Short Stirling glider tugs

The Stirling

Designed by Mr. W. A. Gouge, designer of the Sunderland Flying Boat, and made by the famous firm of Short Bros., the Stirling was the first four-engined heavy bomber of the war to be produced in great numbers. It is a giant machine weighing slightly more than thirty tons, and each machine entails the making of over sixty thousand parts. It is now being produced on the line assembly principle at tremendous speed. Testing is carried out continuously during production, thus enabling the finished machine to be fuelled and taken into the air by the test pilot “almost before the paint has dried."

Stirlings have been known to be in operation over enemy territory forty-eight hours after leaving the factory, which speaks very highly of the skill put into the machine construction.

It is powered by four 1,375-h.p. air-cooled radial Bristol Hercules engine, and has a wing span of ninety-nine feet. It is considered the greatest weight-carrier in the world and, to give some idea of its immense size, the cockpit is twenty-two feet from the ground and the bomb traps forty-four feet long. It can carry six tons of bombs over a long distance (its full range has not been released), has a speed of about three hundred miles an hour, is highly manoeuvrable and can take endless punishment. It has been nicknamed by the R.A.F. the 'Turin Tourer' on account of one of its earliest flights being to Turin and back non-stop.

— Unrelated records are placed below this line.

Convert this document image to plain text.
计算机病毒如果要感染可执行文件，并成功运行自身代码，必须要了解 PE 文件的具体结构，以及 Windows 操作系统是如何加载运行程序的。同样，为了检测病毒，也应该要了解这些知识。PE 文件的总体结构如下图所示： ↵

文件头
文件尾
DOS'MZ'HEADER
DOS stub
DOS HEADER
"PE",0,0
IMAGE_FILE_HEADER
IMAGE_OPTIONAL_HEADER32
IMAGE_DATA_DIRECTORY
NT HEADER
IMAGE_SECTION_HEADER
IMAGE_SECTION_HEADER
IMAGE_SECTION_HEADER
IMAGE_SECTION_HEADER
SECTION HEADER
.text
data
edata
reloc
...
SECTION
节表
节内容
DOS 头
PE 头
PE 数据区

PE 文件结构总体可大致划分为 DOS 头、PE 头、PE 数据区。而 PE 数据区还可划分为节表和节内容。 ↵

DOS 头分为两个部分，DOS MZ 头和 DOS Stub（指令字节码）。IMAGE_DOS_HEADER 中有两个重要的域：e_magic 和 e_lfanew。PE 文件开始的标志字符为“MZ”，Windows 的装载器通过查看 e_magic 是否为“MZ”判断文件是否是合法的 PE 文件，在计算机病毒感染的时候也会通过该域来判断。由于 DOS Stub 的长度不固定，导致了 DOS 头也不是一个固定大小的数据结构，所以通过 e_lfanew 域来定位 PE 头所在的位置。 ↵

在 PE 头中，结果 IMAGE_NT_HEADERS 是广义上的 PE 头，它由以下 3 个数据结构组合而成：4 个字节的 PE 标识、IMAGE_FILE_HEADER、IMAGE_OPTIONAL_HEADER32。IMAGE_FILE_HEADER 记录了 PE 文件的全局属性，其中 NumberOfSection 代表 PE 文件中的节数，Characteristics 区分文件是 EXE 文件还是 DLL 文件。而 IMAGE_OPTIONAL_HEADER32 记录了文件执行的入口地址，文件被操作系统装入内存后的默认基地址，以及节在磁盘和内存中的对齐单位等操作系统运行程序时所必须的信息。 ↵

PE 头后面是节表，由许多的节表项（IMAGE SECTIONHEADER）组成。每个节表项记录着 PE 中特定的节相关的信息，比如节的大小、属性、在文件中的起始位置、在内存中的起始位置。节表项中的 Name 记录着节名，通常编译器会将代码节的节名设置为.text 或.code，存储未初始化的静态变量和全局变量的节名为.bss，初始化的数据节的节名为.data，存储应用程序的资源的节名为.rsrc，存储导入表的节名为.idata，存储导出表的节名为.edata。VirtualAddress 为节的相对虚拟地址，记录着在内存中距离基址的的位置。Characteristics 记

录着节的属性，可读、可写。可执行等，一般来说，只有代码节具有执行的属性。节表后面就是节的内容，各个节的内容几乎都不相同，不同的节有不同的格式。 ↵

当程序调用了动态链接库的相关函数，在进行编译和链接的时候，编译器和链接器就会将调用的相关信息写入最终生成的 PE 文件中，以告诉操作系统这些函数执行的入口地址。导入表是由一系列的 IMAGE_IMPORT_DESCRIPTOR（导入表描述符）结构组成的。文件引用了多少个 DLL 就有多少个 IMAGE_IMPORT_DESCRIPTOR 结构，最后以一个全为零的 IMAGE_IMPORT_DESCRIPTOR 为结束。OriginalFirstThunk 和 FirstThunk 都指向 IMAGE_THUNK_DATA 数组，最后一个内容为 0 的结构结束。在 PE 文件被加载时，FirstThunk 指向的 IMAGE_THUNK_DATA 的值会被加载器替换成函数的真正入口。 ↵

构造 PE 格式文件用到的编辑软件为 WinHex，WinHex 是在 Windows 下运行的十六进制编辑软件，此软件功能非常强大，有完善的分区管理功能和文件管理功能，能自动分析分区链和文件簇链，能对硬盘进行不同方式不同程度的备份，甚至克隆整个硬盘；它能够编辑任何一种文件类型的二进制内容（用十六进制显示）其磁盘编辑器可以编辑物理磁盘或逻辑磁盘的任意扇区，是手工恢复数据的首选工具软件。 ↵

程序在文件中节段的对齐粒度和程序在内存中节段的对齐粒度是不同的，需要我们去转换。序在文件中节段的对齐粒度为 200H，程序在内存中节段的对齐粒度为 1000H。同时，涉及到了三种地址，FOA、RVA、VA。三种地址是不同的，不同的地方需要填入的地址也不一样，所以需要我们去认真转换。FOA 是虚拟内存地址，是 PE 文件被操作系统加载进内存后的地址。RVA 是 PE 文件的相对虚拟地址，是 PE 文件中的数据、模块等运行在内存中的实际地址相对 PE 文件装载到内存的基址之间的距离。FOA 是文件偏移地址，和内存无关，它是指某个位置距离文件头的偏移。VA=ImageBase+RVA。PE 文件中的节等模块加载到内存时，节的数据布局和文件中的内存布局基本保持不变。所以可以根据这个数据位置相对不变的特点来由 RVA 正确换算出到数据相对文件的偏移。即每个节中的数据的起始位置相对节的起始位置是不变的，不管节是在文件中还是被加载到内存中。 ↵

It is armed with ten .303 machine-guns, four in the nose, four in the tail and two amidships, and carries a crew of eight, who enjoy ample room and are all fitted with armour-plated chairs. It is most graceful in flight and has taken part in almost every big raid since its inception.

Manufacturers: Short Bros, Ltd

Type: British multi-engined long-range heavy bomber.

Crew: Seven/eight.

Engine: Stirling I - 4 Bristol Hercules of 1,375hp. (radials). Stirling II - 4 Wright double-row Cyclones of 1,350hp. (radials).

Speed: Mk.I - Maximum, 280mph.; cruising 200mph.

Range: 3,700 miles.

Ceiling: 27,000ft.

Armament: (Standard) 4 machine-guns in nose. 4 machine-guns in tail. 2 midships (now fitted with dorsal and ventral gun turrets, armament not released). Maximum bomb load, 8 tons.

Dimensions: 99ft. span; 87ft. 3in. length; 22ft. 11in. high.

Construction: Wings metal structure with stressed skin covering. Gouge flaps. Tail unit same, except control surfaces. Fuselage all-metal monocoque.

Distinguishing features: Low-wing multi-engined monoplane with simple tail unit and retractable undercarriage. Four radial engines. Shovel-shaped fuselage. Tall fin and rudder. Plan: Long nose; perfectly equal tapered wings with rounded tips; box-like fuselage to very high conical fin and rudder.

Summary of recognition features: Slab-sided and very high conical fin and rudder.